My favourite spoken word track in the suite by a country mile; this was one of the last tracks to be recorded for the album and as such it was recorded entirely on the band’s new Pro Tools 8 system. For me this section just shines simply because of a tour de force performance from another of our guest artists, writer and stand up performer, Iain Houston. Iain is a master of regional accents and although you only hear a fraction of what he is capable of on this track (he did all of the spoken word sections along with Robert and my father and we simply chose the most appropriate people to play the small cast of characters that appear in this sequence of songs), Iain nailed the character of the Refugee on the run from the followers of The Big Red Spark. It’s a very dark but inspired bit of writing from Robert too. The piano part is me trying very hard (and failing naturally) to be Mark Hollis from Talk Talk.
This is one of a number of pieces I wrote to show the different worlds of the Big Red Spark. Simon’s right; it’s the best one. And Iain is awesome. It was originally called “The Invasion of the BRS” but luckily it isn't any more.
There’s only a handful of us left now. It was easy in the beginning; all we had to do was nod and smile, as everyone we knew babbled happily and incessantly about this thing they’d found, this great idea, this awesome machine that would provide the answer to everything.
They’d wait for us to contribute our insights, and then confusion and disappointment would set in when, backed into a corner, we’d finally had to admit we had no clue, not even what it was called.
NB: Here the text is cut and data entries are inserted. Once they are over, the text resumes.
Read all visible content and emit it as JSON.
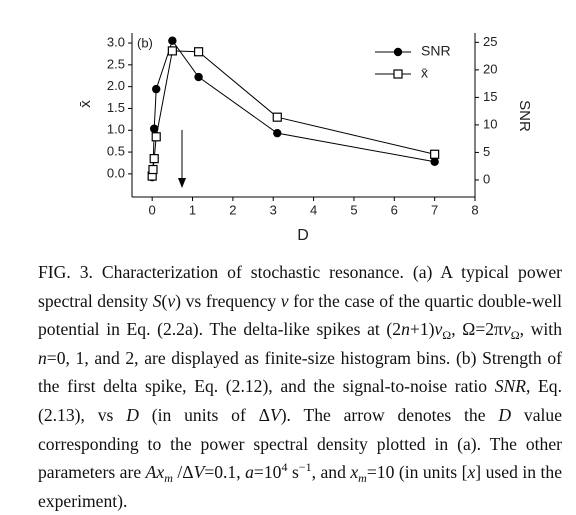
{
  "chart_data": {
    "type": "line",
    "annotation": "(b)",
    "x_label": "D",
    "y_label": "x̄",
    "y2_label": "SNR",
    "x": [
      0,
      0.02,
      0.05,
      0.1,
      0.5,
      1.15,
      3.1,
      7
    ],
    "series": [
      {
        "name": "SNR",
        "color": "#000000",
        "marker": "filled-circle",
        "axis": "y2",
        "values": [
          0.5,
          1.5,
          9.3,
          16.5,
          25.3,
          18.7,
          8.5,
          3.3
        ]
      },
      {
        "name": "x̄",
        "color": "#000000",
        "marker": "open-square",
        "values": [
          -0.05,
          0.1,
          0.35,
          0.85,
          2.82,
          2.8,
          1.3,
          0.45
        ]
      }
    ],
    "xlim": [
      -0.5,
      8
    ],
    "xticks": [
      0,
      1,
      2,
      3,
      4,
      5,
      6,
      7,
      8
    ],
    "ylim": [
      -0.53,
      3.23
    ],
    "yticks": [
      {
        "value": 0,
        "label": "0.0"
      },
      0.5,
      {
        "value": 1,
        "label": "1.0"
      },
      1.5,
      {
        "value": 2,
        "label": "2.0"
      },
      2.5,
      {
        "value": 3,
        "label": "3.0"
      }
    ],
    "y2lim": [
      -3.1,
      26.7
    ],
    "y2ticks": [
      0,
      5,
      10,
      15,
      20,
      25
    ],
    "legend": "upper right",
    "grid": false
  },
  "caption": [
    {
      "text": "FIG. 3. Characterization of stochastic resonance. (a) A typical power spectral density "
    },
    {
      "text": "S",
      "style": "i"
    },
    {
      "text": "("
    },
    {
      "text": "ν",
      "style": "i"
    },
    {
      "text": ") vs frequency "
    },
    {
      "text": "ν",
      "style": "i"
    },
    {
      "text": " for the case of the quartic double-well potential in Eq. (2.2a). The delta-like spikes at (2"
    },
    {
      "text": "n",
      "style": "i"
    },
    {
      "text": "+1)"
    },
    {
      "text": "ν",
      "style": "i"
    },
    {
      "text": "Ω",
      "style": "sub"
    },
    {
      "text": ", Ω=2π"
    },
    {
      "text": "ν",
      "style": "i"
    },
    {
      "text": "Ω",
      "style": "sub"
    },
    {
      "text": ", with "
    },
    {
      "text": "n",
      "style": "i"
    },
    {
      "text": "=0, 1, and 2, are displayed as finite-size histogram bins. (b) Strength of the first delta spike, Eq. (2.12), and the signal-to-noise ratio "
    },
    {
      "text": "SNR",
      "style": "i"
    },
    {
      "text": ", Eq. (2.13), vs "
    },
    {
      "text": "D",
      "style": "i"
    },
    {
      "text": " (in units of Δ"
    },
    {
      "text": "V",
      "style": "i"
    },
    {
      "text": "). The arrow denotes the "
    },
    {
      "text": "D",
      "style": "i"
    },
    {
      "text": " value corresponding to the power spectral density plotted in (a). The other parameters are "
    },
    {
      "text": "Ax",
      "style": "i"
    },
    {
      "text": "m",
      "style": "isub"
    },
    {
      "text": " /Δ"
    },
    {
      "text": "V",
      "style": "i"
    },
    {
      "text": "=0.1, "
    },
    {
      "text": "a",
      "style": "i"
    },
    {
      "text": "=10"
    },
    {
      "text": "4",
      "style": "sup"
    },
    {
      "text": " s"
    },
    {
      "text": "−1",
      "style": "sup"
    },
    {
      "text": ", and "
    },
    {
      "text": "x",
      "style": "i"
    },
    {
      "text": "m",
      "style": "isub"
    },
    {
      "text": "=10 (in units ["
    },
    {
      "text": "x",
      "style": "i"
    },
    {
      "text": "] used in the experiment)."
    }
  ]
}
Sometimes there was sympathy, but as the factories roared to life, there was more and more resentment, guarded talk about “not pulling our weight” until finally we were openly treated like morons, not fit to perform even menial tasks for the “Cause”.
When it became obvious (to them, at least) that the construction required human sacrifice – then we were fair game at last.
Some of us escaped the camps, living in ditches and begging where we could. Unable to bluff any further, we could at least recognise each other and join up, whilst the rest of the world went to hell in a handbasket.
So now it’s dark. The house I’m in with four others has no water or electricity, but we should be safe for the moment – I don’t think the patrols come out this far. But I keep wondering to myself – what will happen when they’re done? I asked my wife once, near the beginning – “What does it do? What’s it for?”
All she did was look at me, and I never got an answer. I don’t think they know. The whole world is building this thing, and I don’t think they have the first clue. God help us all.